Derzeit hapert es oft am Einstieg in die nachhaltige Geldanlage, weil Kunden und Vermittler von der erforderlichen Abfrage der Nachhaltigkeitspräferenzen überfordert und genervt sind. Wie bewerten Sie die Lage, Frau Kienel?
VERENA KIENEL: Ich stimme Ihnen zu. Erfreulicherweise gibt es hier gerade Bewegung. So berichtete gerade das Forum Nachhaltige Geldanlage, dass von Verbandsseite Verbesserungsvorschläge an die EU-Kommission gerichtet wurden.

Sprechen wir über Ihr Research. Warum ist dessen Unabhängigkeit, auf die Torsten Müller eingangs schon hinwies, für Kunden ein so bedeutender Mehrwert?
V. K.: Die Ökoworld ist keiner Konzernmutter verpflichtet und frei von Interessen anderer Kapitalgeber. Diese Unabhängigkeit stärkt besonders unser Nachhaltigkeitsresearch, welches aus zwölf Mitarbeitenden besteht und sozusagen die dunkelgrüne DNA unseres Hauses ist. Nur so können wir eine strikte Trennung vom hauseigenen Fondsmanagement sicherstellen. Das bedeutet in der Praxis: Wird ein Unternehmen als vielversprechend identifiziert, gibt das Fondsmanagement diese Anlage-idee an unser Nachhaltigkeitsresearch weiter, wo geprüft wird, ob die Gesellschaft keines unserer Ausschlusskriterien verletzt und Positivkriterien von uns erfüllt. Nur wenn beides der Fall ist, gelangt es in unser Anlageuniversum und wird damit investierbar. Dabei kommen wir übrigens häufig zu anderen Ergebnissen als externe Ratingagenturen. Wir arbeiten zwar mit externen Datenanbietern zusammen, entscheiden aber stets auf Basis eigener Bewertungen.

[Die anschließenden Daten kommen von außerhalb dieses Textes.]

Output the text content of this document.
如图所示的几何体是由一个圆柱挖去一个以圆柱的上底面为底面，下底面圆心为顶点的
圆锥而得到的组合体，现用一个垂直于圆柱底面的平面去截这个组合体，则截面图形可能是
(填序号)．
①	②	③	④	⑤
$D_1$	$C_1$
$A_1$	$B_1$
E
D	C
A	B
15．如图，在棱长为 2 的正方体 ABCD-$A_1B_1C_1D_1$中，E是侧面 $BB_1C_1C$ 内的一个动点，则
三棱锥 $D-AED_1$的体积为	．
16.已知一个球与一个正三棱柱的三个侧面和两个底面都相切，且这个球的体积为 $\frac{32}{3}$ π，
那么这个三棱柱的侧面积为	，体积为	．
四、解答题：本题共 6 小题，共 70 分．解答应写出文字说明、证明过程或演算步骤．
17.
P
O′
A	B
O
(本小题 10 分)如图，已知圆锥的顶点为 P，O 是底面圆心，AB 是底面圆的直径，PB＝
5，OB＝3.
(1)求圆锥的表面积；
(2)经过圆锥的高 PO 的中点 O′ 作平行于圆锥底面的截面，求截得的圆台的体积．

Nehmen wir zwei aktuelle Beispiele: Warum erfüllt Nvidia Ihre Nachhaltigkeitsanforderungen, aber Microsoft nicht?
V. K.: Bei beiden Unternehmen greifen im Grunde keine Ausschlusskriterien. Bei Microsoft stört uns die Marktmacht des Unternehmens und die daraus resultierenden Kontroversen, beispielsweise im Zusammenhang mit Datenschutzanforderungen. Bei Nvidia hingegen überzeugt uns der hohe Produktnutzen, weil das Unternehmen spezielle Prozessoren mit sehr hohem Nutzwert herstellt, nicht nur im Spielesektor, sondern in Zukunftsbereichen wie Künstliche Intelligenz, Super-Computing und Forschung.

Richten wir abschließend den Blick auf 2024. Was wollen Sie künftig anpacken? Worauf können sich Vermittler und Kunden bei Ökoworld einstellen?
T. M.: Wir werden unsere dunkelgrüne Nachhaltigkeitsstrategie mit der gewohnten Konsequenz weiterverfolgen. Darauf können sich Kunden und Vermittler auch in Zukunft verlassen. Dank einer deutlichen personellen Verstärkung werden wir unsere Vertriebspartner noch besser betreuen können. Auf dieser Basis stehen drei Themen im Fokus: Erstens wollen wir – zusätzlich zu den aktuellen Zielgruppen – verstärkt jüngere Zielgruppen auf ihren Kommunikationskanälen ansprechen. Zweitens werden wir gerade bei jungen Leuten die Vorteile von Sparplänen kommunizieren und generell mit neuen Produktlösungen im Versicherungs- und Fondsbereich aufwarten. Drittens möchten wir mehr über Inhalte sprechen. Einerseits geht es um eigene Aktivitäten wie Engagement auf Hauptversammlungen, andererseits über gesellschaftlich relevante, auch komplexe und kritische Themen. Hierüber möchten wir stärker mit den Menschen in einen Diskurs treten und so am Ende des Tages den Bekanntheitsgrad von Ökoworld weiter erhöhen.